Washburn had a state-issued card allowing him to use marijuana to ease neck and muscle pain that disrupted his sleep. But the company, which prohibited workers from coming to the plant with controlled substances in their system, fired Washburn in 2001 after he failed several urine tests.
Washburn sued the company, claiming it should have made an allowance for his disability.
A circuit court dismissed the lawsuit, citing a provision in the state medical marijuana law that employers don't have to "accommodate the medical use of marijuana in the workplace."
The appeals court disagreed, saying the test results didn't establish that Washburn had used the drug at work. Moreover, the appeals court said the lower court should decide whether, under the circumstances of the case, Washburn's employer should have had to allow his medical marijuana use.
The Supreme Court is to hear arguments in the case on Nov. 7.
Business groups say employers are highly concerned over the prospect of having to tolerate workers who use drugs.
J.L. Wilson, Oregon director of the National Federation of Independent Business, said Wednesday that the appellate court's "absurd" ruling "clearly took away the ability of employers to manage workplace practices and keep people out of harm's way,"
But David Fidanque, executive director of the Oregon arm of the American Civil Liberties Union, said employers should have to make allowances for workers using marijuana legally to relieve medical problems.
"It's important for the law to understand that medical marijuana patients are disabled Oregonians who are entitled to accommodations like other disabled people," he said.

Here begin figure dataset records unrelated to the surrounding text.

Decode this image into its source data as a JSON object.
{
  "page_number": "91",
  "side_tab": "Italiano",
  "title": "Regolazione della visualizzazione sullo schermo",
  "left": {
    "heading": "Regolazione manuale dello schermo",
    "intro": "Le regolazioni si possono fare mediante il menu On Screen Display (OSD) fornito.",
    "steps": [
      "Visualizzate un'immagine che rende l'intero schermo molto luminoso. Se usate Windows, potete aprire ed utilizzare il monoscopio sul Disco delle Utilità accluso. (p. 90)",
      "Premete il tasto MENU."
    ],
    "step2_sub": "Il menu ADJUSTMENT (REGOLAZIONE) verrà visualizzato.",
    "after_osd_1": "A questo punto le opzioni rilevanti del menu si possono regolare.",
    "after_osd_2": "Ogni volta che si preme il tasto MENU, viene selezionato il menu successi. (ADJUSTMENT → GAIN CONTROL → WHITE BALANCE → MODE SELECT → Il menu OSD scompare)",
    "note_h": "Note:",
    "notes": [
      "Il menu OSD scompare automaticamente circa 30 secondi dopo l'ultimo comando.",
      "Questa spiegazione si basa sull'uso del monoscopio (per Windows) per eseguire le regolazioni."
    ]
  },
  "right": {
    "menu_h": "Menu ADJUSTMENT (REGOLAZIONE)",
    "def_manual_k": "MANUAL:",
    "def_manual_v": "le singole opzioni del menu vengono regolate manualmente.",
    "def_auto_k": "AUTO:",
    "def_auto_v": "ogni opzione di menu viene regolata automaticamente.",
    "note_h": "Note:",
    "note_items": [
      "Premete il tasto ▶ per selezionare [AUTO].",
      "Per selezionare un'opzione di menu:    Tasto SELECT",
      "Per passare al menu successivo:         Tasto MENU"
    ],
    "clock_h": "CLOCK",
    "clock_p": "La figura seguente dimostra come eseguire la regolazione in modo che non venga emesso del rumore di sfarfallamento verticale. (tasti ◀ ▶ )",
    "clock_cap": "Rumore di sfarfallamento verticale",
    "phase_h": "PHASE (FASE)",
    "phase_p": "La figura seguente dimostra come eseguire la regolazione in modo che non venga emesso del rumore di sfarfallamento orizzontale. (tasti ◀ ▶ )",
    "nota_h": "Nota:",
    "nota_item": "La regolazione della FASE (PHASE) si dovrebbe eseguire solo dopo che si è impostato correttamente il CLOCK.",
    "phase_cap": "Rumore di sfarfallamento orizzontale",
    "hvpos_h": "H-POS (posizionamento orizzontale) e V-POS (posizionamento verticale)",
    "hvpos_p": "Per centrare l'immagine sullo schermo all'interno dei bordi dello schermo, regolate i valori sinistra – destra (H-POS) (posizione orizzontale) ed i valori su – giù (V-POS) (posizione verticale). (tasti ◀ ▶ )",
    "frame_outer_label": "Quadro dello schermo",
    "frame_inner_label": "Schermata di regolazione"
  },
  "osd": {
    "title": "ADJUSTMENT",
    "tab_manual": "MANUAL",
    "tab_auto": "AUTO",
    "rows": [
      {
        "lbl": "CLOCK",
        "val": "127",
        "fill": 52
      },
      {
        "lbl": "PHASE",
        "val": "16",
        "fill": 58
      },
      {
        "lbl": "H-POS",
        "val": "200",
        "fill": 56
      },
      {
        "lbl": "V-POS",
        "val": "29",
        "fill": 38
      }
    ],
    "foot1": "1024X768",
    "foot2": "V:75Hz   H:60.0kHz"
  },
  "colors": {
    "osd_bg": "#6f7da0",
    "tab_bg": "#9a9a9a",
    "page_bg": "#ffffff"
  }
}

Businesses, however, fear the appeals court ruling opens the door for unreasonable requirements.
"I don't think even proponents of medical marijuana thought we would have to accommodate it in the workplace," said Lisa Trussell of Associated Oregon Industries, a major business lobbying group.
"An employee could take a break in some parking lot and smoke medical marijuana and come back to work, and unless I could prove impairment, I couldn't do anything about it," she said.